Mir klingt noch die speziell von konservativen Politikern gerne wiedergekäute Plattitüde, dass das Internet kein rechtsfreier Raum sein dürfe, im Ohr. Wir müssen allerdings gerade erkennen, dass das Internet nicht nur ein rechtsfreier, sondern sogar ein grundrechtsfreier Raum geworden ist. Die Geheimdienste haben ihn, mit Billigung und tatkräftiger Unterstützung der Politik dazu gemacht. Das Recht hat hier offenbar seine Wirkung verloren. Und selbst die Fantasie eines George Orwell war nicht ausreichend, um diese Form der Vermessung der Welt vorauszuahnen, von der wir nunmehr scheibchenweise Kenntnis erlangen.

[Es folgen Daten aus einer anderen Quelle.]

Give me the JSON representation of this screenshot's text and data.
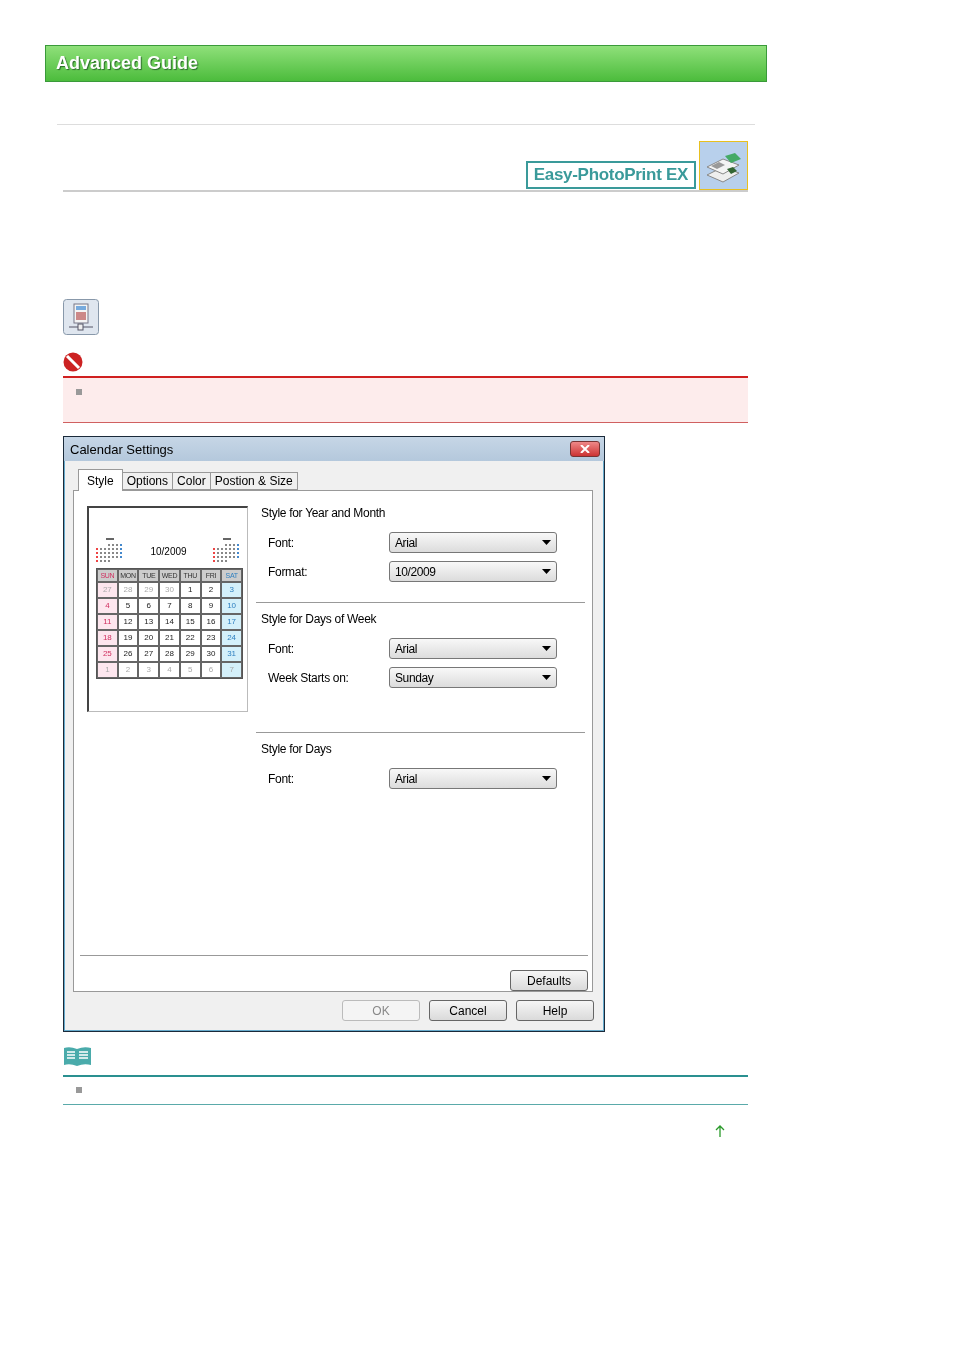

Die deutsche Politik hat diesem organisierten Rechtsbruch ganz augenscheinlich nichts entgegenzusetzen und sie erweckt auch überhaupt nicht den Eindruck, als wäre sie bereit, irgendetwas zum Schutz der Grundrechte ihrer Bürger zu unternehmen. Man muss vielmehr davon ausgehen, dass die Bundesregierung seit Jahren, zumindest im Groben weiß, was vor sich geht.
Auch die Wohnung ist ein grundrechtsfreier Raum geworden.
Sie schauen dich an mit den Smart-TV, X-Box, Handycams und Webcams, sie hören dir zu mit den Microfonen in den Geräten und sehen wohin du gehst durch die Mobil-Telefone.
Und bald werden sie wissen, wann du das Licht einschaltest oder zu Bett gehst, wegen dem Stromverbrauch („intelligente“ Stromzähler).
Und sie wissen auch, wofür du dein Geld ausgibst.
Orwell hatte nur eine Ahnung… mehr nicht.
Comment by Frank — 1.08, 2013 @ 11:36
Die NSA hat das bereits wieder bestritten.
http://www.heise.de/newsticker/meldung/NSA-Keine-unkontrollierte-Schnueffelei-mit-XKeyScore-1928074.html
Was mich zu der Frage führt, wie kann man eigentlich die Richtigkeit von Snowdens Dokumente überprüft/beweisen?
Comment by justme — 1.08, 2013 @ 11:56
@ justme — zum Richtigkeitsbeweis von Snowdens Enthüllungen — Zeitung aufschlagen, Reaktion der USA nachlesen.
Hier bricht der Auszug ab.